The Israeli interests, intel and technology, are all factors that point it towards contributing to the collective Western efforts to protect Ukraine's cities from Iranian weapons.
The information that the West will hold as a result of these efforts will be of great worth to Israel's intelligence. This, aside from the humanitarian factors, gives Israel yet another reason to help Ukraine find ways to defend itself. The tricky part, however, is doing so without directly stabbing the Russians in the back.
The Russians are wary of these scenarios. This is evident though the threat made on Monday by former Russian President Dmitry Medvedev that Israeli arms supplies to Ukraine would destroy ties with Moscow. “Israel appears to be getting ready to supply weapons to the Kyiv regime. A very reckless move. It would destroy all bilateral relations between our countries," he said in a statement.
This is obviously a threat, which in other words states that if Israel actively helps Ukraine's war efforts, Russian forces in Syria could respond by limiting the IDF's freedom to counter the Iranian presence and Iranian-Lebanese precision missile production there.
While Russia does have arsenals in Syria containing long range missiles and combat aircrafts which could technically hinder the IDF's ability to act in the Syrian and Lebanese airspace, it is questionable if the the current state of the Russian army would allow it to thoroughly act upon these threats.
The IDF air force is strong, and thus Israel can stand behind its interests and counter the Russian threats, but it still may not be a good idea to get involved with one of the worlds biggest superpowers, especially when it is in a vulnerable state in which it is bound to make rash decisions.
From the cognitive and diplomatic perspective, the Israeli government and its citizens should pat themselves on the back because of the concerns many of our leaders voiced to the Western world for years, which are proving to be very much valid. As Israel expected, the Ukraine war is giving Iran a platform to act as the "axis of evil," and be part of the bloc made up of countries with authoritarian regimes, such as China, Belarus, and North Korea. This bloc considers any form of democracy or liberalism as a cultural, politically, and physical enemy which poses an imminent threat and must be wiped out completely.
It is now also clear to the world that Iran's conventional arms industry is a tangible threat on international peace and stability, especially in Europe. If the Iranians manage to become nuclear, the world is doomed.

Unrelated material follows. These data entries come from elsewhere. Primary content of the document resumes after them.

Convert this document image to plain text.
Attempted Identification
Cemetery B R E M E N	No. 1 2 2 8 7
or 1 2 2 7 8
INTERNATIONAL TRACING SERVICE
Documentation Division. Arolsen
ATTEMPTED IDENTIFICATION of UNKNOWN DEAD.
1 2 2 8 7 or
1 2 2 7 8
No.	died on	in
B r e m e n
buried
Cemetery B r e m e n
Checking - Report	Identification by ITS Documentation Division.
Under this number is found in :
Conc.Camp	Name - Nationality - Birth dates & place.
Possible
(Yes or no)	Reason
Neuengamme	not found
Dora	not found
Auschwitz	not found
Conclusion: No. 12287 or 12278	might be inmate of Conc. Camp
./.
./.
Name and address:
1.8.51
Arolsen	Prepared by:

Israel insists that Iran enthusiastically joining Putin's bloc, must urge the West to confront Iran and regard it an enemy, rather than a potential partner for a nuclear deal.

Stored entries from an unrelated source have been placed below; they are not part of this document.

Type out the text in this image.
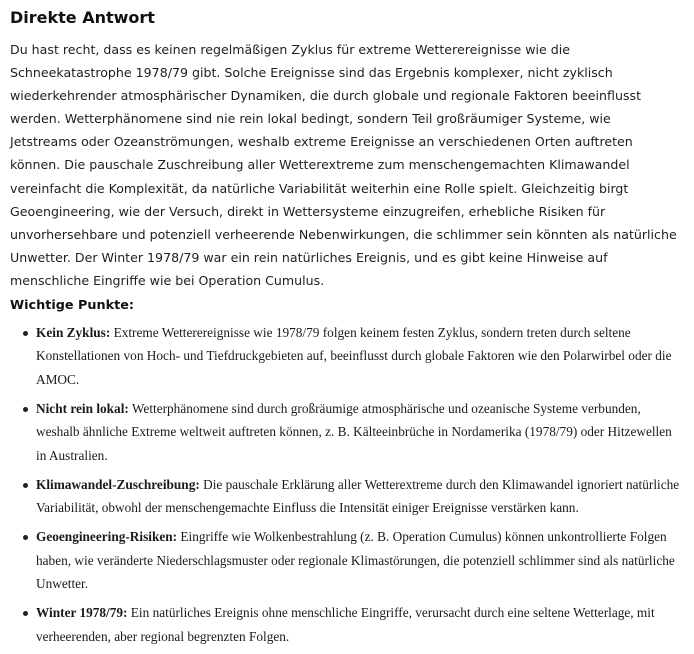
Direkte Antwort

Du hast recht, dass es keinen regelmäßigen Zyklus für extreme Wetterereignisse wie die Schneekatastrophe 1978/79 gibt. Solche Ereignisse sind das Ergebnis komplexer, nicht zyklisch wiederkehrender atmosphärischer Dynamiken, die durch globale und regionale Faktoren beeinflusst werden. Wetterphänomene sind nie rein lokal bedingt, sondern Teil großräumiger Systeme, wie Jetstreams oder Ozeanströmungen, weshalb extreme Ereignisse an verschiedenen Orten auftreten können. Die pauschale Zuschreibung aller Wetterextreme zum menschengemachten Klimawandel vereinfacht die Komplexität, da natürliche Variabilität weiterhin eine Rolle spielt. Gleichzeitig birgt Geoengineering, wie der Versuch, direkt in Wettersysteme einzugreifen, erhebliche Risiken für unvorhersehbare und potenziell verheerende Nebenwirkungen, die schlimmer sein könnten als natürliche Unwetter. Der Winter 1978/79 war ein rein natürliches Ereignis, und es gibt keine Hinweise auf menschliche Eingriffe wie bei Operation Cumulus.

Wichtige Punkte:
Kein Zyklus: Extreme Wetterereignisse wie 1978/79 folgen keinem festen Zyklus, sondern treten durch seltene Konstellationen von Hoch- und Tiefdruckgebieten auf, beeinflusst durch globale Faktoren wie den Polarwirbel oder die AMOC.
Nicht rein lokal: Wetterphänomene sind durch großräumige atmosphärische und ozeanische Systeme verbunden, weshalb ähnliche Extreme weltweit auftreten können, z. B. Kälteeinbrüche in Nordamerika (1978/79) oder Hitzewellen in Australien.
Klimawandel-Zuschreibung: Die pauschale Erklärung aller Wetterextreme durch den Klimawandel ignoriert natürliche Variabilität, obwohl der menschengemachte Einfluss die Intensität einiger Ereignisse verstärken kann.
Geoengineering-Risiken: Eingriffe wie Wolkenbestrahlung (z. B. Operation Cumulus) können unkontrollierte Folgen haben, wie veränderte Niederschlagsmuster oder regionale Klimastörungen, die potenziell schlimmer sind als natürliche Unwetter.
Winter 1978/79: Ein natürliches Ereignis ohne menschliche Eingriffe, verursacht durch eine seltene Wetterlage, mit verheerenden, aber regional begrenzten Folgen.
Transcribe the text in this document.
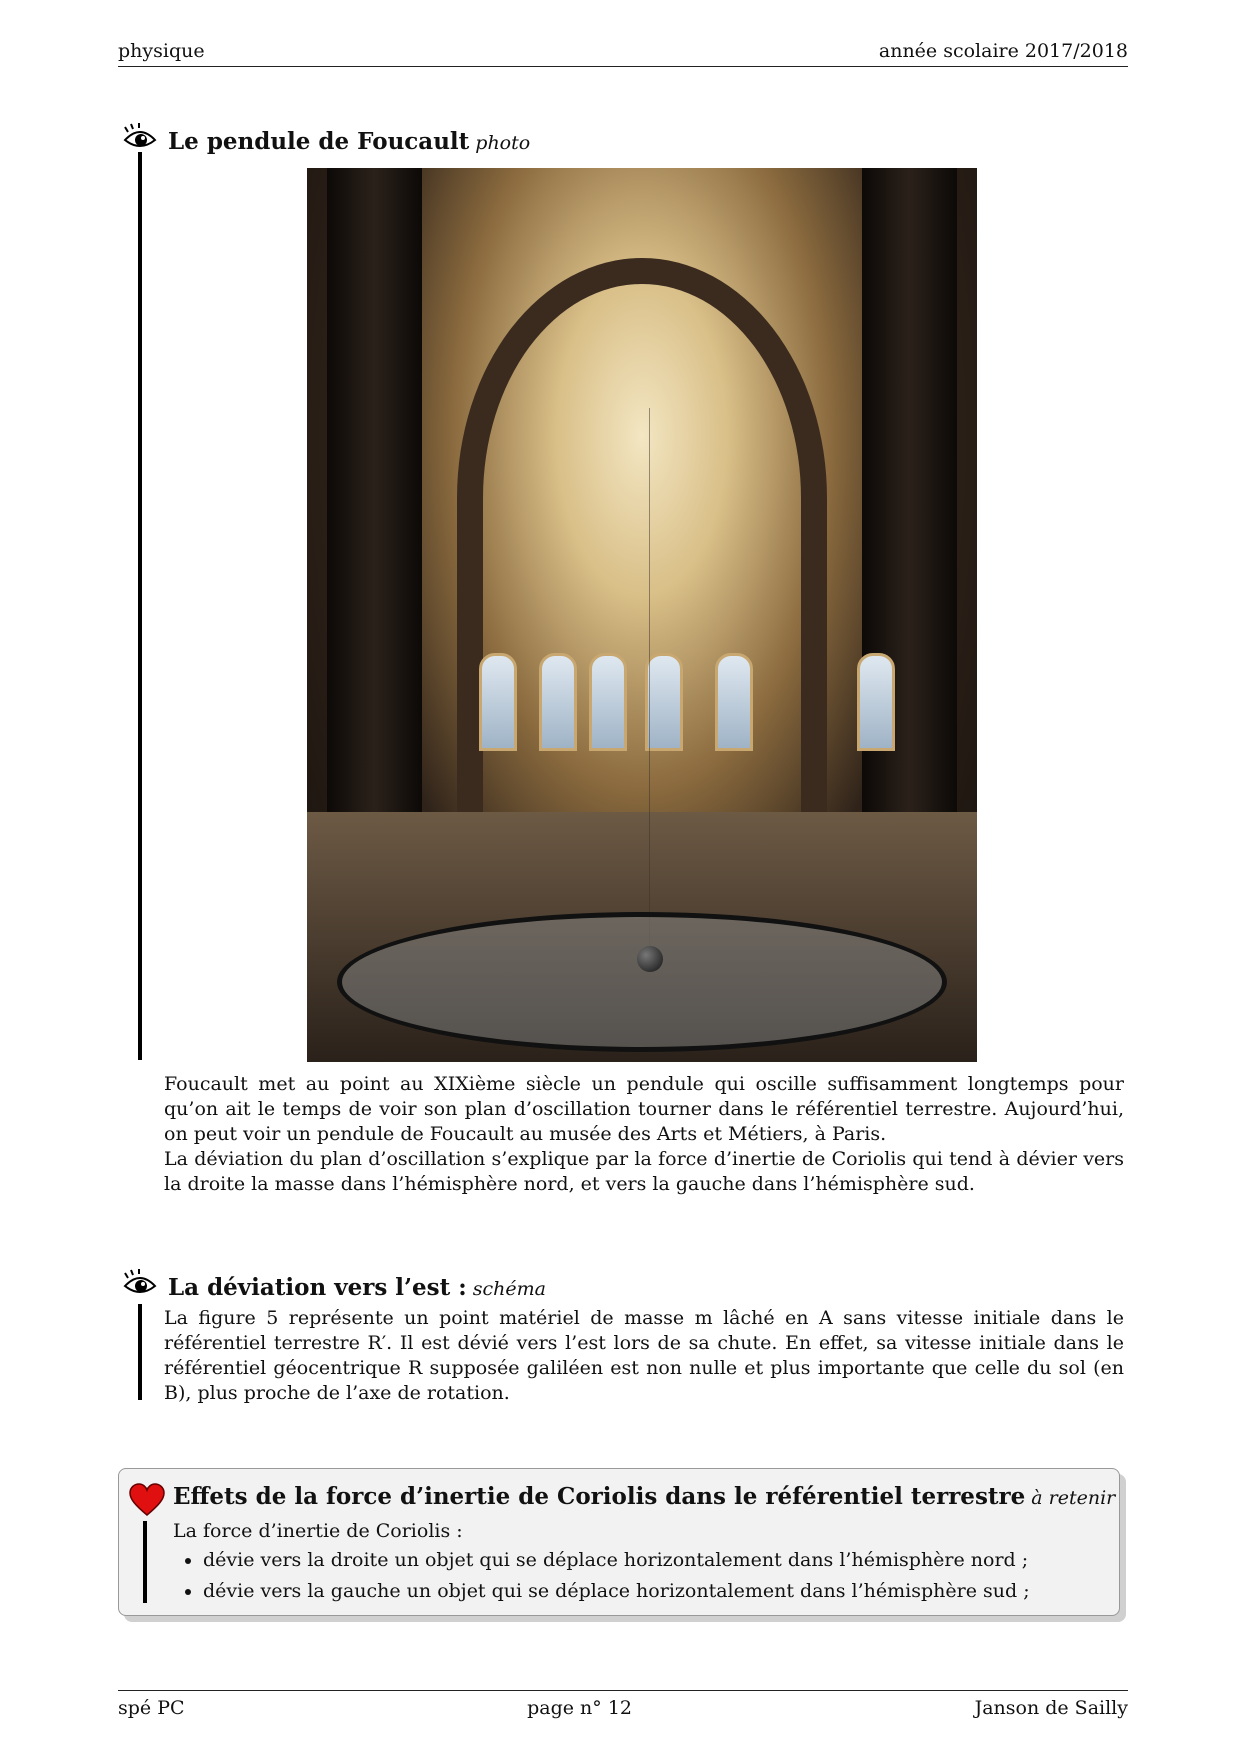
physique	année scolaire 2017/2018
Le pendule de Foucault photo

Foucault met au point au XIXième siècle un pendule qui oscille suffisamment longtemps pour qu’on ait le temps de voir son plan d’oscillation tourner dans le référentiel terrestre. Aujourd’hui, on peut voir un pendule de Foucault au musée des Arts et Métiers, à Paris.

La déviation du plan d’oscillation s’explique par la force d’inertie de Coriolis qui tend à dévier vers la droite la masse dans l’hémisphère nord, et vers la gauche dans l’hémisphère sud.

La déviation vers l’est : schéma

La figure 5 représente un point matériel de masse m lâché en A sans vitesse initiale dans le référentiel terrestre R′. Il est dévié vers l’est lors de sa chute. En effet, sa vitesse initiale dans le référentiel géocentrique R supposée galiléen est non nulle et plus importante que celle du sol (en B), plus proche de l’axe de rotation.

Effets de la force d’inertie de Coriolis dans le référentiel terrestre à retenir

La force d’inertie de Coriolis :

• dévie vers la droite un objet qui se déplace horizontalement dans l’hémisphère nord ;
• dévie vers la gauche un objet qui se déplace horizontalement dans l’hémisphère sud ;
spé PC	page n° 12	Janson de Sailly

Such a compromise, experts in Jerusalem predict, will do no more than postpone Iran's nuclear efforts by a couple months, and simultaneously allow is to continue building its conventional arms industry, using the large sums of money the IRGC will have once the sanctions are lifted.
Still, the tenor in Washington DC and the EU headquarters in Brussels are hinting that not many support or intend to act on the Israeli thesis. EU Foreign Minister Josep Borrell has already suggested that he is still not convinced that Iran supplied Russia with drones, as he demanded to be presented with clear proof of such, despite the abundance of photographs.

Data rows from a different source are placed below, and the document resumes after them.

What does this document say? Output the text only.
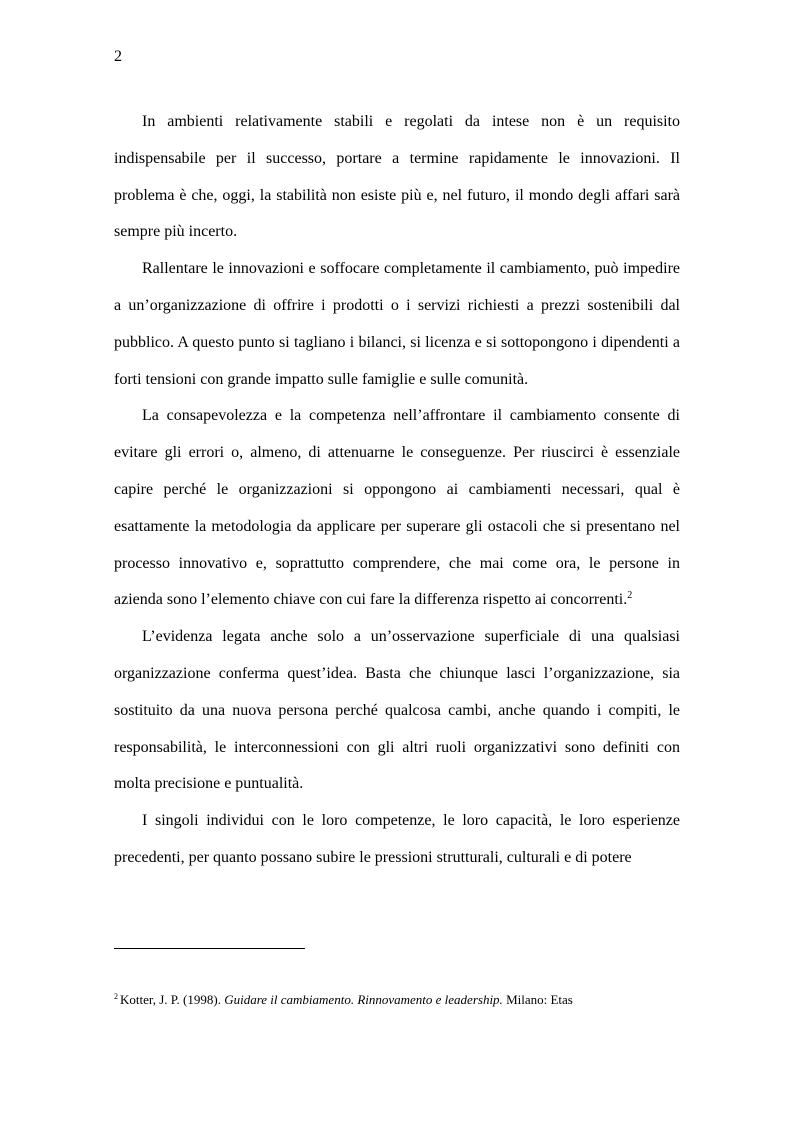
2

In ambienti relativamente stabili e regolati da intese non è un requisito indispensabile per il successo, portare a termine rapidamente le innovazioni. Il problema è che, oggi, la stabilità non esiste più e, nel futuro, il mondo degli affari sarà sempre più incerto.

Rallentare le innovazioni e soffocare completamente il cambiamento, può impedire a un’organizzazione di offrire i prodotti o i servizi richiesti a prezzi sostenibili dal pubblico. A questo punto si tagliano i bilanci, si licenza e si sottopongono i dipendenti a forti tensioni con grande impatto sulle famiglie e sulle comunità.

La consapevolezza e la competenza nell’affrontare il cambiamento consente di evitare gli errori o, almeno, di attenuarne le conseguenze. Per riuscirci è essenziale capire perché le organizzazioni si oppongono ai cambiamenti necessari, qual è esattamente la metodologia da applicare per superare gli ostacoli che si presentano nel processo innovativo e, soprattutto comprendere, che mai come ora, le persone in azienda sono l’elemento chiave con cui fare la differenza rispetto ai concorrenti.$^2$

L’evidenza legata anche solo a un’osservazione superficiale di una qualsiasi organizzazione conferma quest’idea. Basta che chiunque lasci l’organizzazione, sia sostituito da una nuova persona perché qualcosa cambi, anche quando i compiti, le responsabilità, le interconnessioni con gli altri ruoli organizzativi sono definiti con molta precisione e puntualità.

I singoli individui con le loro competenze, le loro capacità, le loro esperienze precedenti, per quanto possano subire le pressioni strutturali, culturali e di potere

$^2$ Kotter, J. P. (1998). Guidare il cambiamento. Rinnovamento e leadership. Milano: Etas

Meanwhile, the U.S. refuses to link the Iranian aid to Russia's invasion of Ukraine, to the renewed talks on a nuclear deal. If the Iranians are ready, the Europeans and the Americans will rush to sign a renewed nuclear deal with them, on the basis that it will buy time to think of a more stable solution for Iran's nuclear advancements.
Israel must not rely on the global antagonization towards Iran as a result of the reputation it has recently bestowed upon itself. The new nuclear deal between Iran and the Western powers is still very much on the table.